Chinese Foreign Ministry spokeswoman Hua Chunying responded to remarks from White House Press Secretary Sean Spicer on Monday suggesting the United States would not allow China to continue illegally occupying territory in the South China Sea with a warning: “Be cautious.”
“The US is not a claimant in the related disputes in the South China Sea,” she told reporters during the Foreign Ministry’s daily press briefing Tuesday. “We urge the US side to respect the reality, to be cautious in its remarks and actions, so as to avoid undermining the peace and stability in the region.” She added that China’s occupation of most of the South China Sea — including territory claimed by Taiwan, Brunei, Vietnam, the Philippines, and Malaysia — was “reasonable and fair.”
“China’s resolve to protect its sovereignty and maritime rights in the South China Sea will not change,” she concluded.
“Hua said that China exerts indisputable sovereignty over the South China Sea islands and its adjacent waters, and China is firmly committed to safeguarding its own sovereignty and maritime rights,” according to the Chinese state media outlet Xinhua.
The Chinese government claims most of the sea in a border known as the “nine-dash line,” which cuts through the territory of the aforementioned five countries and the waters off of Natuna Island, Indonesia. Beijing has invested heavily in building artificial islands on reefs, particularly in the Spratly and Paracel Islands, and placing military assets on those islands like surface-to-air missiles and fighter jets. The Philippines, which claims parts of both island chains, won a case against China at the Permanent Court of Arbitration at the Hague in 2016, which China has vowed to ignore.

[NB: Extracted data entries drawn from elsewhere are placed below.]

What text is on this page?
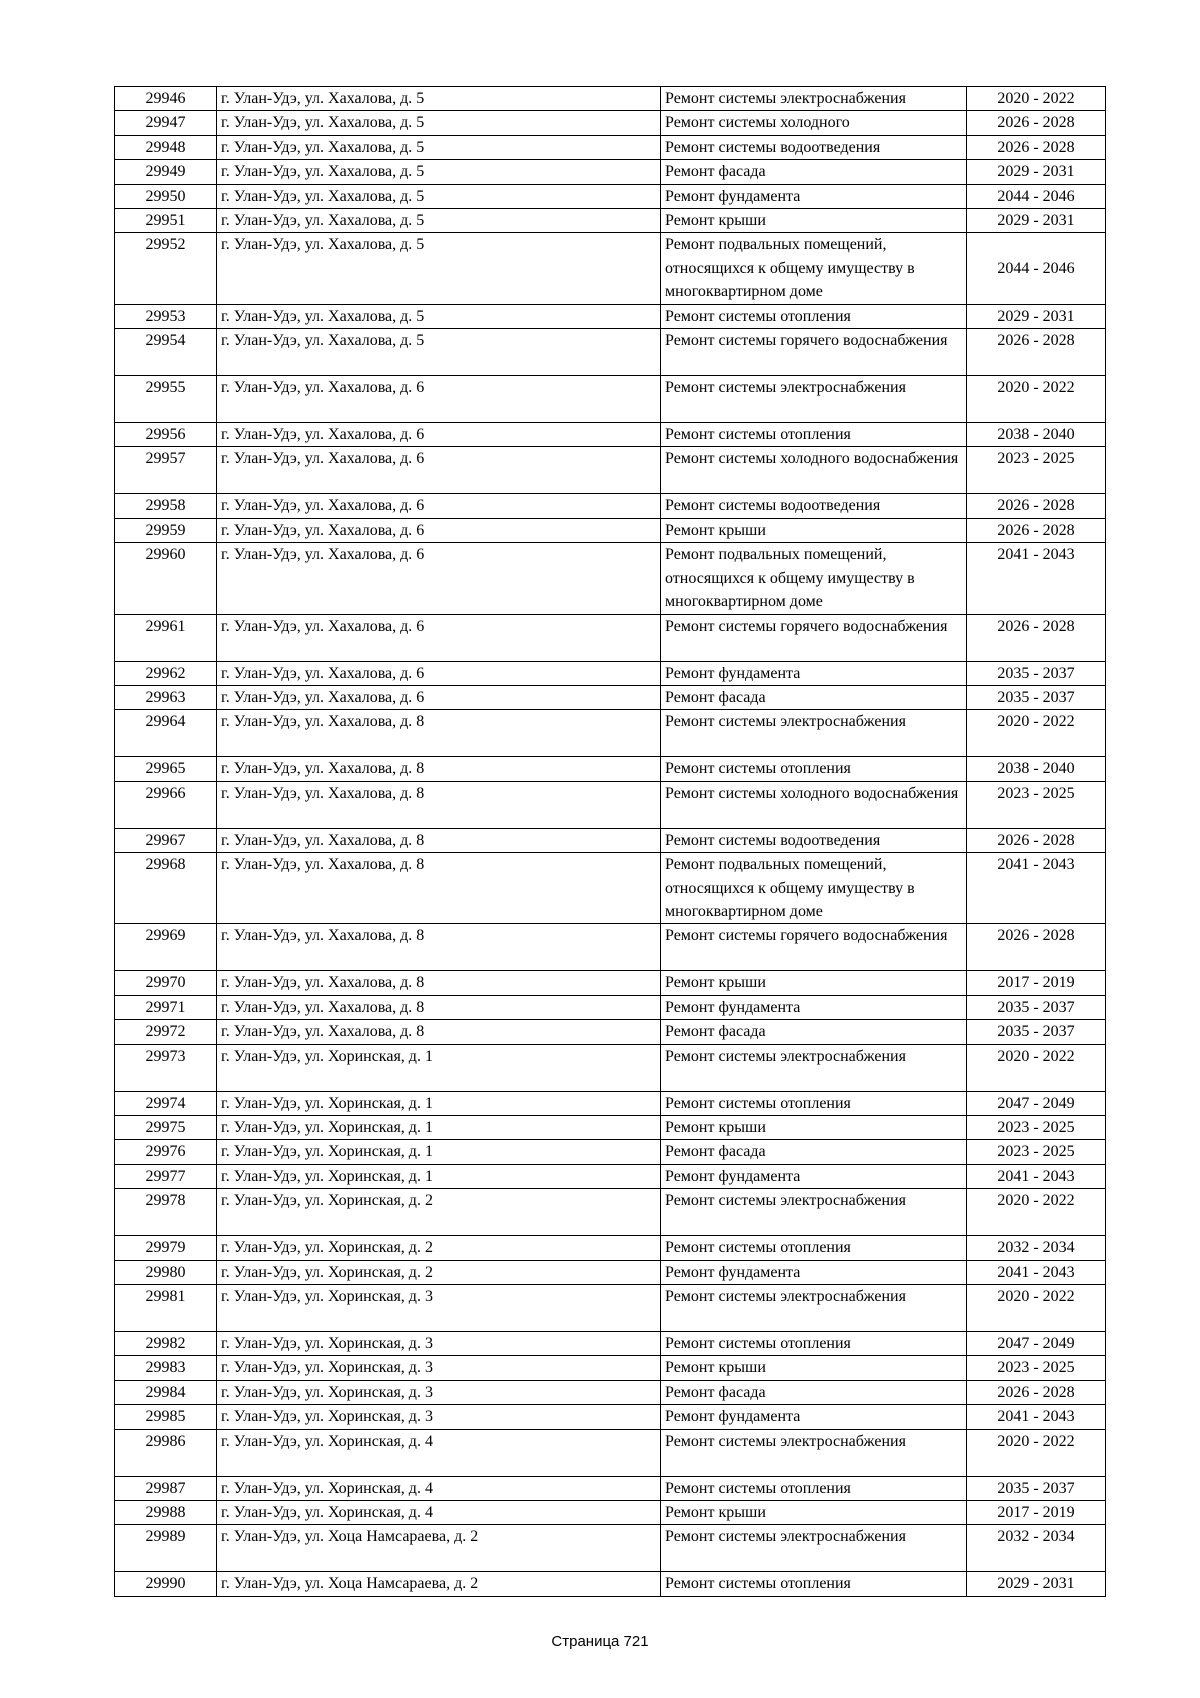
29946	г. Улан-Удэ, ул. Хахалова, д. 5	Ремонт системы электроснабжения	2020 - 2022
29947	г. Улан-Удэ, ул. Хахалова, д. 5	Ремонт системы холодного	2026 - 2028
29948	г. Улан-Удэ, ул. Хахалова, д. 5	Ремонт системы водоотведения	2026 - 2028
29949	г. Улан-Удэ, ул. Хахалова, д. 5	Ремонт фасада	2029 - 2031
29950	г. Улан-Удэ, ул. Хахалова, д. 5	Ремонт фундамента	2044 - 2046
29951	г. Улан-Удэ, ул. Хахалова, д. 5	Ремонт крыши	2029 - 2031
29952	г. Улан-Удэ, ул. Хахалова, д. 5	Ремонт подвальных помещений, относящихся к общему имуществу в многоквартирном доме	2044 - 2046
29953	г. Улан-Удэ, ул. Хахалова, д. 5	Ремонт системы отопления	2029 - 2031
29954	г. Улан-Удэ, ул. Хахалова, д. 5	Ремонт системы горячего водоснабжения	2026 - 2028
29955	г. Улан-Удэ, ул. Хахалова, д. 6	Ремонт системы электроснабжения	2020 - 2022
29956	г. Улан-Удэ, ул. Хахалова, д. 6	Ремонт системы отопления	2038 - 2040
29957	г. Улан-Удэ, ул. Хахалова, д. 6	Ремонт системы холодного водоснабжения	2023 - 2025
29958	г. Улан-Удэ, ул. Хахалова, д. 6	Ремонт системы водоотведения	2026 - 2028
29959	г. Улан-Удэ, ул. Хахалова, д. 6	Ремонт крыши	2026 - 2028
29960	г. Улан-Удэ, ул. Хахалова, д. 6	Ремонт подвальных помещений, относящихся к общему имуществу в многоквартирном доме	2041 - 2043
29961	г. Улан-Удэ, ул. Хахалова, д. 6	Ремонт системы горячего водоснабжения	2026 - 2028
29962	г. Улан-Удэ, ул. Хахалова, д. 6	Ремонт фундамента	2035 - 2037
29963	г. Улан-Удэ, ул. Хахалова, д. 6	Ремонт фасада	2035 - 2037
29964	г. Улан-Удэ, ул. Хахалова, д. 8	Ремонт системы электроснабжения	2020 - 2022
29965	г. Улан-Удэ, ул. Хахалова, д. 8	Ремонт системы отопления	2038 - 2040
29966	г. Улан-Удэ, ул. Хахалова, д. 8	Ремонт системы холодного водоснабжения	2023 - 2025
29967	г. Улан-Удэ, ул. Хахалова, д. 8	Ремонт системы водоотведения	2026 - 2028
29968	г. Улан-Удэ, ул. Хахалова, д. 8	Ремонт подвальных помещений, относящихся к общему имуществу в многоквартирном доме	2041 - 2043
29969	г. Улан-Удэ, ул. Хахалова, д. 8	Ремонт системы горячего водоснабжения	2026 - 2028
29970	г. Улан-Удэ, ул. Хахалова, д. 8	Ремонт крыши	2017 - 2019
29971	г. Улан-Удэ, ул. Хахалова, д. 8	Ремонт фундамента	2035 - 2037
29972	г. Улан-Удэ, ул. Хахалова, д. 8	Ремонт фасада	2035 - 2037
29973	г. Улан-Удэ, ул. Хоринская, д. 1	Ремонт системы электроснабжения	2020 - 2022
29974	г. Улан-Удэ, ул. Хоринская, д. 1	Ремонт системы отопления	2047 - 2049
29975	г. Улан-Удэ, ул. Хоринская, д. 1	Ремонт крыши	2023 - 2025
29976	г. Улан-Удэ, ул. Хоринская, д. 1	Ремонт фасада	2023 - 2025
29977	г. Улан-Удэ, ул. Хоринская, д. 1	Ремонт фундамента	2041 - 2043
29978	г. Улан-Удэ, ул. Хоринская, д. 2	Ремонт системы электроснабжения	2020 - 2022
29979	г. Улан-Удэ, ул. Хоринская, д. 2	Ремонт системы отопления	2032 - 2034
29980	г. Улан-Удэ, ул. Хоринская, д. 2	Ремонт фундамента	2041 - 2043
29981	г. Улан-Удэ, ул. Хоринская, д. 3	Ремонт системы электроснабжения	2020 - 2022
29982	г. Улан-Удэ, ул. Хоринская, д. 3	Ремонт системы отопления	2047 - 2049
29983	г. Улан-Удэ, ул. Хоринская, д. 3	Ремонт крыши	2023 - 2025
29984	г. Улан-Удэ, ул. Хоринская, д. 3	Ремонт фасада	2026 - 2028
29985	г. Улан-Удэ, ул. Хоринская, д. 3	Ремонт фундамента	2041 - 2043
29986	г. Улан-Удэ, ул. Хоринская, д. 4	Ремонт системы электроснабжения	2020 - 2022
29987	г. Улан-Удэ, ул. Хоринская, д. 4	Ремонт системы отопления	2035 - 2037
29988	г. Улан-Удэ, ул. Хоринская, д. 4	Ремонт крыши	2017 - 2019
29989	г. Улан-Удэ, ул. Хоца Намсараева, д. 2	Ремонт системы электроснабжения	2032 - 2034
29990	г. Улан-Удэ, ул. Хоца Намсараева, д. 2	Ремонт системы отопления	2029 - 2031
Страница 721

While President Barack Obama authorized semi-regular “freedom of navigation” exercises near the disputed territories, the Trump administration appears to be taking a more hard-line stand on the issue, which affects the sovereignty of multiple American allies. The Chinese government did not allow Obama-era actions to go unanswered, however, stealing an unmanned U.S. drone out of international waters in the South China Sea shortly before the end of his term.
“If those islands are, in fact, in international waters and not part of China proper, yeah, we’ll make sure we defend international interests from being taken over by one country,” Press Secretary Sean Spicer said on Monday. “The U.S. is going to make sure that we protect our interests there.”
Spicer was responding to a question regarding comments made by President Trump’s pick for secretary of state, Rex Tillerson, who told a Senate panel, “we’re going to have to send China a clear signal that, first the island building stops, and second, your access to those islands is also not going to be allowed.”
Hua’s comments on Tuesday carried a sterner tone than those on Monday, before Spicer’s remarks. “On issues of territory, you all know that China holds a firm position on issues concerning its sovereignty and territory,” Hua told reporters on Monday. “We hope that the Chinese and American sides will respect each other’s core interests and major concerns, approach and manage the disagreements in a constructive way to prevent them from disrupting the overall bilateral relations.”
Chinese state-run publications, which have called for war with the United States over its support of allies in the region, were more measured in their criticism Tuesday. China Daily, among the less belligerent Beijing-controlled publications, argued that Spicer’s comments Monday were “no cause for a military confrontation with China.” The publication called war a “worst-case probability” and warned that “if there is to be ‘war’ in the South China Sea it will be because of actions by the US military,” but it emphasized that China does not “threaten… legitimate U.S. interests in the South China Sea.”